In public schools across America, black and Latino kids lag behind their white peers in reading, math and high school graduation rates. We know the roots of those so-called “achievement gaps” lie in the opportunity gaps that children face in schools all over the country.
Yet, as detailed in a new report by brightbeam — a nonprofit network of education activists I’m proud to be a part of — some cities are demonstrably better at closing this gap than others.

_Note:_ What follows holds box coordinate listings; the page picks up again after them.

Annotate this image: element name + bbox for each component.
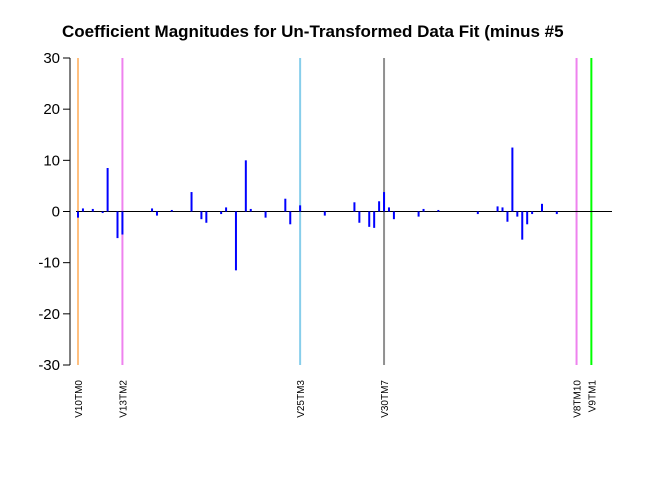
- reference-line-label: V13TM2: [118, 380, 129, 418]
- y-tick-label: -30: [38, 357, 60, 374]
- y-tick-label: -20: [38, 306, 60, 323]
- y-tick-label: 30: [43, 50, 60, 67]
- reference-line-label: V8TM10: [573, 380, 584, 418]
- coefficient-bars: [77, 147, 558, 271]
- y-tick-label: 10: [43, 152, 60, 169]
- y-axis: -30 -20 -10 0 10 20 30: [38, 50, 71, 374]
- y-tick-label: -10: [38, 255, 60, 272]
- reference-line-label: V30TM7: [380, 380, 391, 418]
- chart-title: Coefficient Magnitudes for Un-Transforme…: [62, 22, 564, 41]
- reference-line-label: V10TM0: [74, 380, 85, 418]
- reference-line-label: V25TM3: [296, 380, 307, 418]
- reference-line-label: V9TM1: [587, 380, 598, 413]
- reference-labels: V10TM0 V13TM2 V25TM3 V30TM7 V8TM10 V9TM1: [74, 380, 598, 418]
- y-tick-label: 20: [43, 101, 60, 118]
- y-tick-label: 0: [52, 204, 60, 221]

But you might be surprised by which cities they are.
The report’s researchers found that politically progressive cities, on average, have math and reading achievement gaps that are 15 and 13 points higher than politically conservative cities.
In three of the most conservative cities the researchers looked at — Virginia Beach, Anaheim and Fort Worth — city leaders have effectively closed or even erased the achievement gap in either math, reading or graduation rates.
The researchers found these surprising conclusions by comparing the education outcomes of America’s twelve most progressive and twelve most conservative cities, as determined independently by political scientists.
They controlled for other factors that might explain the gaps, including per-pupil spending, poverty rates, population size and rates of private school attendance.
None of these made a difference.
Chicago is among the progressive cities featured in the report. While our gaps in graduation rates, reading and math are smaller than those of other progressive cities studied, I was struck by what data from other cities suggests about the work we have left to do.
For example, even though Chicago has dramatically improved its overall graduation rates and racial gaps in graduation have begun to narrow, other cities continue to outpace us. In Virginia Beach, 93% of all students graduate–a higher rate than both Chicago and Illinois–and graduation gaps by race are quite small.
Chicago Has Changed, But Opportunity Gaps Haven’t Closed
We know Chicago has changed significantly since the 1980s, when former Secretary of Education Bill Bennett called our town “worst in the nation” in educating its children. Since then, Chicago had shown progress: increasing access to advanced coursework for all students and graduation rates. Recently, Stanford researcher Sean Reardon found our elementary students were making greater academic gains than 96 percent of their peers across the nation.
But our work is far from finished. Our city remains deeply divided; the South and West sides of Chicago have been systematically shut out. This geography of racism continue to affect the educational opportunities our children receive.
Yet today we also have more opportunity than ever to move toward real equity for all Chicago’s kids. Mayor Lightfoot has pledged to send more money to under-enrolled schools in disadvantaged neighborhoods where children strive to succeed in the face of poverty, special educational challenges and more. Our current school board members know the realities in all our neighborhoods more deeply than any board I have seen in my 30 years as a Chicagoan.
Let’s Start By Giving All Kids Access to Science, Social Studies and the Arts
As a South Side mom of a Latina 5th-grader in Chicago Public Schools, I also see the opportunity gaps that create differences in student outcomes. When elementary schools spend less time on science, social studies and the arts, children don’t get the background knowledge they need to understand challenging reading. From my own experience, it’s clear that consistent time for these subjects is a luxury, not a fundamental.
During his tenure as mayor, Rahm Emanuel committed to arts education, and made significant strides to get thousands more students involved in arts at school. But the work is not done. Nor are we done ensuring elementary school children get the basic knowledge they need in the sciences and social studies to make sense of those subjects in high school. While some schools offer exemplars, others continue to languish.
I shouldn’t have to fundraise or pay thousands of dollars in private school tuition to ensure my daughter receives basics like regular instruction in social studies, science, visual art and music. Personally, I’d like my kid to get science and social studies every day, and both visual arts and music at least once a week. Right now she gets some science, little to no social studies, weekly visual art and no formal music instruction. I know that there are other children in CPS who are getting even less, while kids in more advantaged schools get all that I dream of and more. (Except maybe social studies, but that’s a post for another day.)
Chicago, we can do better. We can make Chicago a model for other progressive cities by bringing all CPS students these opportunities, and tracking our progress over time, school-by-school. Let’s stop cheating our children out of the quality public education they deserve.